Nestes termos decide julgar-se parcialmente procedente o pedido de pronúncia arbitral, anulando-se a liquidação adicional de IRS de 2014 e respetivos juros compensatórios, com demais efeitos legais, designadamente, a anulação do despacho de indeferimento expresso do recurso hierárquico e absolvendo-se a Requerida relativamente ao pedido de indemnização por prestação de garantia indevida.

 

 

 

 

 

7. VALOR DO PROCESSO

 

Fixa-se o valor do processo em 7 462,06 €, nos termos do art. 97.º - A do Código de Procedimento e de Processo Tributário (CPPT), aplicável por força do disposto no art. 29.º, n.º 1, al. a) do RJAT e do art. 3.º, n.º 2 do Regulamento de Custas nos Processos de Arbitragem Tributária (RCPAT).

 

8. CUSTAS

Custas a suportar pela Requerida, no montante de 612 €, cfr. art. 22.º, n.º 4 do RJAT e da Tabela I anexa ao RCPAT.

 

Notifique.

 

Lisboa, 26 de novembro de 2018

 

O árbitro,

 

 

 

(Francisco Nicolau Domingos)

 

 



[1] Acórdão do Tribunal Central Administrativo Sul de 05/03/2015, proferido no âmbito do processo n.º 05655/12 e em que foi relatora a Desembargadora CRISTINA FLORA. V. ainda nesse mesmo sentido, acórdão do Supremo Tribunal Administrativo de 16/11/2016, proferido no âmbito do processo n.º 0761/15 e em que foi relator o Conselheiro ARAGÃO SEIA.

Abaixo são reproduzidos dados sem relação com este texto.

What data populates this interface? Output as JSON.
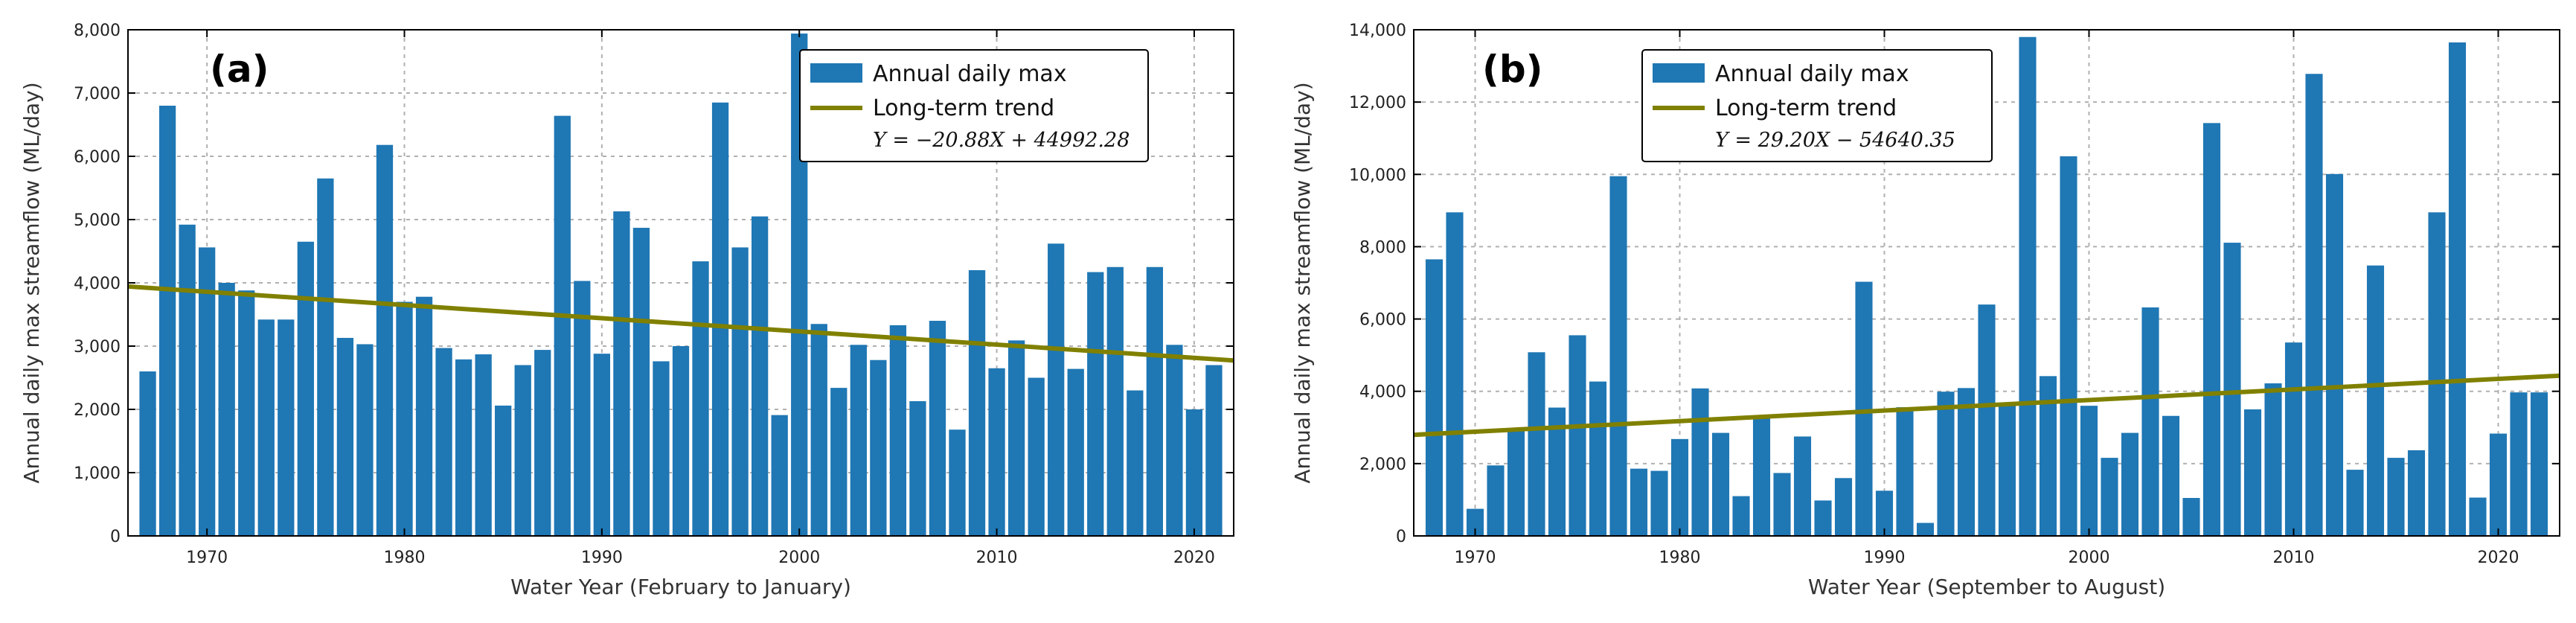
{
  "chart_data": [
    {
      "type": "bar",
      "panel_label": "(a)",
      "xlabel": "Water Year (February to January)",
      "ylabel": "Annual daily max streamflow (ML/day)",
      "xlim": [
        1966,
        2022
      ],
      "ylim": [
        0,
        8000
      ],
      "yticks": [
        0,
        1000,
        2000,
        3000,
        4000,
        5000,
        6000,
        7000,
        8000
      ],
      "ytick_labels": [
        "0",
        "1,000",
        "2,000",
        "3,000",
        "4,000",
        "5,000",
        "6,000",
        "7,000",
        "8,000"
      ],
      "xticks": [
        1970,
        1980,
        1990,
        2000,
        2010,
        2020
      ],
      "xtick_labels": [
        "1970",
        "1980",
        "1990",
        "2000",
        "2010",
        "2020"
      ],
      "grid": true,
      "legend_position": "top-right",
      "bar_color": "#1f77b4",
      "trend_color": "#808000",
      "series": [
        {
          "name": "Annual daily max",
          "x": [
            1967,
            1968,
            1969,
            1970,
            1971,
            1972,
            1973,
            1974,
            1975,
            1976,
            1977,
            1978,
            1979,
            1980,
            1981,
            1982,
            1983,
            1984,
            1985,
            1986,
            1987,
            1988,
            1989,
            1990,
            1991,
            1992,
            1993,
            1994,
            1995,
            1996,
            1997,
            1998,
            1999,
            2000,
            2001,
            2002,
            2003,
            2004,
            2005,
            2006,
            2007,
            2008,
            2009,
            2010,
            2011,
            2012,
            2013,
            2014,
            2015,
            2016,
            2017,
            2018,
            2019,
            2020,
            2021
          ],
          "values": [
            2600,
            6800,
            4920,
            4560,
            4000,
            3880,
            3420,
            3420,
            4650,
            5650,
            3130,
            3030,
            6180,
            3700,
            3780,
            2970,
            2790,
            2870,
            2060,
            2700,
            2940,
            6640,
            4030,
            2880,
            5130,
            4870,
            2760,
            3000,
            4340,
            6850,
            4560,
            5050,
            1910,
            7940,
            3350,
            2340,
            3020,
            2780,
            3330,
            2130,
            3400,
            1680,
            4200,
            2650,
            3090,
            2500,
            4620,
            2640,
            4170,
            4250,
            2300,
            4250,
            3020,
            2000,
            2700
          ]
        },
        {
          "name": "Long-term trend",
          "equation": "Y = −20.88X + 44992.28",
          "slope": -20.88,
          "intercept": 44992.28
        }
      ]
    },
    {
      "type": "bar",
      "panel_label": "(b)",
      "xlabel": "Water Year (September to August)",
      "ylabel": "Annual daily max streamflow (ML/day)",
      "xlim": [
        1967,
        2023
      ],
      "ylim": [
        0,
        14000
      ],
      "yticks": [
        0,
        2000,
        4000,
        6000,
        8000,
        10000,
        12000,
        14000
      ],
      "ytick_labels": [
        "0",
        "2,000",
        "4,000",
        "6,000",
        "8,000",
        "10,000",
        "12,000",
        "14,000"
      ],
      "xticks": [
        1970,
        1980,
        1990,
        2000,
        2010,
        2020
      ],
      "xtick_labels": [
        "1970",
        "1980",
        "1990",
        "2000",
        "2010",
        "2020"
      ],
      "grid": true,
      "legend_position": "top-center",
      "bar_color": "#1f77b4",
      "trend_color": "#808000",
      "series": [
        {
          "name": "Annual daily max",
          "x": [
            1968,
            1969,
            1970,
            1971,
            1972,
            1973,
            1974,
            1975,
            1976,
            1977,
            1978,
            1979,
            1980,
            1981,
            1982,
            1983,
            1984,
            1985,
            1986,
            1987,
            1988,
            1989,
            1990,
            1991,
            1992,
            1993,
            1994,
            1995,
            1996,
            1997,
            1998,
            1999,
            2000,
            2001,
            2002,
            2003,
            2004,
            2005,
            2006,
            2007,
            2008,
            2009,
            2010,
            2011,
            2012,
            2013,
            2014,
            2015,
            2016,
            2017,
            2018,
            2019,
            2020,
            2021,
            2022
          ],
          "values": [
            7650,
            8950,
            750,
            1950,
            2950,
            5080,
            3550,
            5550,
            4270,
            9950,
            1860,
            1800,
            2680,
            4080,
            2850,
            1100,
            3260,
            1740,
            2750,
            980,
            1600,
            7030,
            1250,
            3560,
            360,
            3990,
            4090,
            6400,
            3600,
            13800,
            4420,
            10500,
            3600,
            2160,
            2850,
            6320,
            3320,
            1050,
            11420,
            8110,
            3500,
            4220,
            5350,
            12780,
            10010,
            1830,
            7480,
            2160,
            2370,
            8950,
            13650,
            1060,
            2830,
            3970,
            3970
          ]
        },
        {
          "name": "Long-term trend",
          "equation": "Y = 29.20X − 54640.35",
          "slope": 29.2,
          "intercept": -54640.35
        }
      ]
    }
  ]
}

[2] V. neste sentido acórdão do Supremo Tribunal Administrativo de 16/11/2016, proferido no âmbito do processo n.º 0761/15 e em que foi relator o Conselheiro ARAGÃO SEIA.

[3] Acórdão do Supremo Tribunal Administrativo de 16/11/2016, proferido no âmbito do processo n.º 0761/15 e em que foi relator o Conselheiro ARAGÃO SEIA.